Well we don’t know what the support is truly like inside China. But I think it’s safe to assume that there are a lot of people inside china who unfortunately do not have the luxury of being able to move their family overseas.
Some in the mainland population are smart enough not to give their real opinions. It’s not safe unless you no longer live in China (and even then, it’s not safe, as the government can retaliate against the person’s family).
I don’t doubt that the CCP maintains considerable support, but considering they control the media, that’s less impressive than you think it is.
You can find countless examples of groups of Chinese people engaging in downright horrible behavior like this, good luck finding many western counterparts.
Where are the western nationalists SWATting families of people who dare to say critical things of their governments?
Nobody will send the secret police to harass my family if I dare to criticize my government, but if I was Chinese they certainly would.
I’m sure it would be possible to indoctrinate westerners to behave in a similar way, but the fact remains that currently it’s the Chinese who are uniquely indoctrinated.
The first article is from Wikipedia so you are being highly disingenuous. The second thing is that it is pretty much okay and acceptable since this has never stopped. You seem to believe that if the US does something wrong and it is reported then everything is fine in the world, well, no.

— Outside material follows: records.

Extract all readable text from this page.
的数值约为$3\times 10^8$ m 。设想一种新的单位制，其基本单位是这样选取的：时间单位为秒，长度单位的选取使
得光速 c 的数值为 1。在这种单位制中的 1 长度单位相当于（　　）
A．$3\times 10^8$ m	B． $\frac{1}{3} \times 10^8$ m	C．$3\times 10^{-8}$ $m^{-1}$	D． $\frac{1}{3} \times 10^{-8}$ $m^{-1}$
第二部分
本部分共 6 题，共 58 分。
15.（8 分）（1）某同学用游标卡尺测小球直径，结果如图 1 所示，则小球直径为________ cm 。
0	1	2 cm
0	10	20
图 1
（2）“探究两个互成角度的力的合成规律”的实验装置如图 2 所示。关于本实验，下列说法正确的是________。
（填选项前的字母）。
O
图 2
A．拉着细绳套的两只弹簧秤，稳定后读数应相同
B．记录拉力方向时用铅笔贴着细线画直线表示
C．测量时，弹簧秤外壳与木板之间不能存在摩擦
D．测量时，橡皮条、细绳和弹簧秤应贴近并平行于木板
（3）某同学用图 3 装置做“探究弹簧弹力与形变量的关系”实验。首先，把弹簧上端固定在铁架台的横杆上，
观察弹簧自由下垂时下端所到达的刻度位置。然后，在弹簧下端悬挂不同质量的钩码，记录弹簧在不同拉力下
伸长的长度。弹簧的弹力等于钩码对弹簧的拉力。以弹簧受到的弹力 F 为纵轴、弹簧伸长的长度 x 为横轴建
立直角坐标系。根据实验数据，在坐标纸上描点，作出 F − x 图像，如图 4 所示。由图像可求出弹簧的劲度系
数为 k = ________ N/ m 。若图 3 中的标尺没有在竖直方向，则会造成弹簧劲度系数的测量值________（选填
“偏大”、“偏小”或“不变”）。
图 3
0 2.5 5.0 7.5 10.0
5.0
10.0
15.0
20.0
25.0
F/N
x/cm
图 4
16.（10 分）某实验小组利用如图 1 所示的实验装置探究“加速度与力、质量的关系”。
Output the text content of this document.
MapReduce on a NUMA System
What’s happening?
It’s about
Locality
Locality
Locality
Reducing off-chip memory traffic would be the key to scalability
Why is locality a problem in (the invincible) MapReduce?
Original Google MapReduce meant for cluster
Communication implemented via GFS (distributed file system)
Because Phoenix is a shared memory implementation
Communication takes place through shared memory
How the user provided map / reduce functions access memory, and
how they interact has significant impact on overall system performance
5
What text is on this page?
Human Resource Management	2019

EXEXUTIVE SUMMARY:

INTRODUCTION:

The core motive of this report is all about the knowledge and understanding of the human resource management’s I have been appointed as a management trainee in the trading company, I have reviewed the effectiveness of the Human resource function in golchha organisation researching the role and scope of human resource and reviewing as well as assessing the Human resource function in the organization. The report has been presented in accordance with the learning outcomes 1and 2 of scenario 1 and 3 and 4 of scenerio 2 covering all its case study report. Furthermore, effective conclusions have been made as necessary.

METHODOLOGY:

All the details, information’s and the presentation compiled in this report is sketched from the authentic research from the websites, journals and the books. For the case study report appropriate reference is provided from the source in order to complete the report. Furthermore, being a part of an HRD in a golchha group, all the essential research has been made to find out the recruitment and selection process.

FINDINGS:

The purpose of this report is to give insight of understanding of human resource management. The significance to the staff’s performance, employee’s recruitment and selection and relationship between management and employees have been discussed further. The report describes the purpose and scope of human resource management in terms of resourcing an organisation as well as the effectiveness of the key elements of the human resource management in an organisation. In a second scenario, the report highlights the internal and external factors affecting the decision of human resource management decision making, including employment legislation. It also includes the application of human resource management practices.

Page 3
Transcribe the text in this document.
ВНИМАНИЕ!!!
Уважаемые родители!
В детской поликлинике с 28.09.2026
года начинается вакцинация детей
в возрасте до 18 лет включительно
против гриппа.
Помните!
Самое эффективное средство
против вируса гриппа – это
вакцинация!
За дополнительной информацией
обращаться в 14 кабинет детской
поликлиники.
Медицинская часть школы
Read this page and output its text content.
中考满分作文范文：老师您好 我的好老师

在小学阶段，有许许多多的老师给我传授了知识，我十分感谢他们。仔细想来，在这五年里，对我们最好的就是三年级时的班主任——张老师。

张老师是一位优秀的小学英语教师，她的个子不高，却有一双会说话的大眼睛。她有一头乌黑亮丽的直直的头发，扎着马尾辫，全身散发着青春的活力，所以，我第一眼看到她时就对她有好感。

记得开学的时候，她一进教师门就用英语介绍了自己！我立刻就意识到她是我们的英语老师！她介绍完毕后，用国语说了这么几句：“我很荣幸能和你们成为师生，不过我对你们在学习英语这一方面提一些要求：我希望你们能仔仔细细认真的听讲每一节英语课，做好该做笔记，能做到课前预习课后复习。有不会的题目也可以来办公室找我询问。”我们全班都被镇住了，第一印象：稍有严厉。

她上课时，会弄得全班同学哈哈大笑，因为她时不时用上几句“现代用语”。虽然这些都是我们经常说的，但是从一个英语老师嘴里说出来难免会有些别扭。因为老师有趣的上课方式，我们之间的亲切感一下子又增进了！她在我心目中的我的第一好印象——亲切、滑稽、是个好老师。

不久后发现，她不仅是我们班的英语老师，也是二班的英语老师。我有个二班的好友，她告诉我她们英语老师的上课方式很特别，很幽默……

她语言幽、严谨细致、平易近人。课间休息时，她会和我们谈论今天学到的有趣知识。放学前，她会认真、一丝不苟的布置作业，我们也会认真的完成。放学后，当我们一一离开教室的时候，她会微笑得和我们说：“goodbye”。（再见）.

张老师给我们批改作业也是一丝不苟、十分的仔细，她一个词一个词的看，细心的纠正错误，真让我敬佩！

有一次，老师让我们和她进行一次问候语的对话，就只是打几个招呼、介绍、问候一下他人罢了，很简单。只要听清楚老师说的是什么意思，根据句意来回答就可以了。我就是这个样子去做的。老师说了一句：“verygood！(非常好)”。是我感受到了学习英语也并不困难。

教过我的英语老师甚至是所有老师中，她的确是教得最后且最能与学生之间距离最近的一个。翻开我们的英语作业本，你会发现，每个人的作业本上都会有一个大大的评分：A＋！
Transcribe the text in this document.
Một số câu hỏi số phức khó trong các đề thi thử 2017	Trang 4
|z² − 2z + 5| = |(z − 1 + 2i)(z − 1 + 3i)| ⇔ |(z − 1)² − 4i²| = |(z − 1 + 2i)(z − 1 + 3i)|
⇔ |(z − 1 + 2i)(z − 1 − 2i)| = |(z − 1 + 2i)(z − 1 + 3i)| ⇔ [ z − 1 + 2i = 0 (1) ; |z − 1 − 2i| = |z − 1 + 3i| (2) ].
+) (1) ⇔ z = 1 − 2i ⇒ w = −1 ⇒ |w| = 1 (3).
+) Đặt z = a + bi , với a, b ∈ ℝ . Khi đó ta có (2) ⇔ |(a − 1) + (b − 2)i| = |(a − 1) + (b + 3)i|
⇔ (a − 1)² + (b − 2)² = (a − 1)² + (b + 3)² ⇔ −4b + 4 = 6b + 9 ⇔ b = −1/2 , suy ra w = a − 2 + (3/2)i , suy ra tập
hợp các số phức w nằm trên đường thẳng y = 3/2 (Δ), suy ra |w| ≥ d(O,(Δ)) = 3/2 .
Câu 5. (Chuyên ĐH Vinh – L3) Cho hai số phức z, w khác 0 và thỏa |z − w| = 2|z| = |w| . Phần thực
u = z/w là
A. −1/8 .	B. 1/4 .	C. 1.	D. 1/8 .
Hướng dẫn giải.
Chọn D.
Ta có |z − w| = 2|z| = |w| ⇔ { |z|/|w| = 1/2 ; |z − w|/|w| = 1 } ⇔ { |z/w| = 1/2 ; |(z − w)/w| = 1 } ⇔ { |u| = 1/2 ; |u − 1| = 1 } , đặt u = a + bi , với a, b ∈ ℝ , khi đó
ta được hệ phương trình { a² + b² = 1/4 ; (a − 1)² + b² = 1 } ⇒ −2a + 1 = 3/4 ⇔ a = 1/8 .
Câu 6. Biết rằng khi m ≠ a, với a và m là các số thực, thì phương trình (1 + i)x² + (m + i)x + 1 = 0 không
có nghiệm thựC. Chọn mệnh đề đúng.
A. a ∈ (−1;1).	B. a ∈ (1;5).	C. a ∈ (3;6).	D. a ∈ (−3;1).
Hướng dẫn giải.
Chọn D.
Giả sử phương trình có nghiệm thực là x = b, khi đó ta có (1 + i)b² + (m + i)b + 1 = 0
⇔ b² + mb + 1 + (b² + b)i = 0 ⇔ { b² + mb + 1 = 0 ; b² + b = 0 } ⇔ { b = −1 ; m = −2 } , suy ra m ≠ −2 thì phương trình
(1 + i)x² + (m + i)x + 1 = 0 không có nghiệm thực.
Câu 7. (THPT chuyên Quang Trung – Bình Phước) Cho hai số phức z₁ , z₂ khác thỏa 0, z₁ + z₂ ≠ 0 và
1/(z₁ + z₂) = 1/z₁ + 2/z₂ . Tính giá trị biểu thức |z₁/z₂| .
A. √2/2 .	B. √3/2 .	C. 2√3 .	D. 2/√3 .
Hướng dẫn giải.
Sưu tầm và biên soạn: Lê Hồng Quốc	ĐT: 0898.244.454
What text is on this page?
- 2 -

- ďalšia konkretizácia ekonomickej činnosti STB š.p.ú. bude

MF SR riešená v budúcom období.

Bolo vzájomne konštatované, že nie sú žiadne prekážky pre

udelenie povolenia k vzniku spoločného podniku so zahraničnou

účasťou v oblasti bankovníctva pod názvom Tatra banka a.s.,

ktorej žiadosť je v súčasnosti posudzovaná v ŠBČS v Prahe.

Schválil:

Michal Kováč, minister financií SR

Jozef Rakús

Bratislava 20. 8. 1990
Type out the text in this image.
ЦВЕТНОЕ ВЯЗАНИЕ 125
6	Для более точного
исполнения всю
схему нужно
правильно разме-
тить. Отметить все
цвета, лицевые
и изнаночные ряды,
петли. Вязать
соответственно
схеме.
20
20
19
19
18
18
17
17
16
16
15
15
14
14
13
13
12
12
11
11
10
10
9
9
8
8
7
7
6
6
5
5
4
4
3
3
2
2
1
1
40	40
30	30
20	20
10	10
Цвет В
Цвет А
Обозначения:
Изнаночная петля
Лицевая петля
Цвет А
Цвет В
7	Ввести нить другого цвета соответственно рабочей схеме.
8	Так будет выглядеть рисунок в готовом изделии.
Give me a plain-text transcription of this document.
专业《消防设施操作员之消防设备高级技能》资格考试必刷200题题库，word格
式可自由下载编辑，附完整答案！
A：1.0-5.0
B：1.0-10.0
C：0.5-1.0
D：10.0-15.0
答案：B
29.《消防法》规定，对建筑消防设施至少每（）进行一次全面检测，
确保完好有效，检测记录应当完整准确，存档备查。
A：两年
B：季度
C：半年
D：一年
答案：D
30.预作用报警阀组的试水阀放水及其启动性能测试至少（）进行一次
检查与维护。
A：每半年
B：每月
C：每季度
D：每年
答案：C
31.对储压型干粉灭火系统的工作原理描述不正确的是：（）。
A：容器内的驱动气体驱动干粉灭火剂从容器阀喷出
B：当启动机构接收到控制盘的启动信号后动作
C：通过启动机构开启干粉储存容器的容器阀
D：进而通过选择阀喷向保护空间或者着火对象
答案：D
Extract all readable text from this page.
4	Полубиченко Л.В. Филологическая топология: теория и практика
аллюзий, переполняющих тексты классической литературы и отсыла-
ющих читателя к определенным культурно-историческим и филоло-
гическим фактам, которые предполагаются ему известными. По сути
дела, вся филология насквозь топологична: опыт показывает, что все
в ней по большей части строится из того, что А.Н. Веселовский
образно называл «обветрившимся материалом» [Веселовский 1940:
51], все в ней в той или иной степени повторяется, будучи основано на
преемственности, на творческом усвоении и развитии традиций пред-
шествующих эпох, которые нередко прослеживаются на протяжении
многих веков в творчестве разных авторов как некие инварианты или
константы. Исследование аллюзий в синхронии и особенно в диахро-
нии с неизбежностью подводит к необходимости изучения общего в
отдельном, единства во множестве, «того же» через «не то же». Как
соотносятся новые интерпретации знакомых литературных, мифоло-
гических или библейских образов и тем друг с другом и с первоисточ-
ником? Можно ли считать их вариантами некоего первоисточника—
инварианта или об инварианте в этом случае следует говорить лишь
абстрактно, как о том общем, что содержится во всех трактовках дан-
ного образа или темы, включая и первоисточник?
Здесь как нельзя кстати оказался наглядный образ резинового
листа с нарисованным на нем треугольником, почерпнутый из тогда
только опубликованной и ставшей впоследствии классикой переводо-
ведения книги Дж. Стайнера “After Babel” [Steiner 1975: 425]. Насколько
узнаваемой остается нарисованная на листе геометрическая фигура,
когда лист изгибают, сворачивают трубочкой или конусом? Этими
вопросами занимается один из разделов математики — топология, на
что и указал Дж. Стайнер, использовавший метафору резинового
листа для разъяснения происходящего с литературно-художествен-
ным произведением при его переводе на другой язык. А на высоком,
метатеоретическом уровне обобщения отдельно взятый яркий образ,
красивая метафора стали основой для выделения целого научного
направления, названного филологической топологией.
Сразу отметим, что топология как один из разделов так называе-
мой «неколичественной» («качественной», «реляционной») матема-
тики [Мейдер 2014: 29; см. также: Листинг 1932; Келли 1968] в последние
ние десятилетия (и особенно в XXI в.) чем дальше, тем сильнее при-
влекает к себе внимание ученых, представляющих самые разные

This guy went to jail for revealing that the drone attacks were ineffective and amounted to criminal actions:
There are definitely signs of them here. I have another thread that had someone trying to steer my comment into a East vs West argument just for mentioning China. It seems like they are trying to pick fights out of nowhere as if they are getting paid. And if you notice, they come at certain hours like there is suddenly a wave of them all at once.
Yes and no. When you disagree you usually have a point to make, but when you purposefully try to steer a conversation into a confrontational topic, then it does become suspect.
You can also check the comment history of these people to see if they are outright government trolls or brainwashed university students. Sometimes it is pretty clear.
It's not always brainwashing and indoctrination, it can also be the threat to family social standing, political scrutiny, and the ability to travel freely. If they have family or close friends that already have trouble with the state, China makes exquisite use of those factors in controlling people.
I guess you mean my credit score/background check. We don't have a social score in the UK. Though I wouldn't be surprised it if something akin was secretly compiled by GCHQ et al.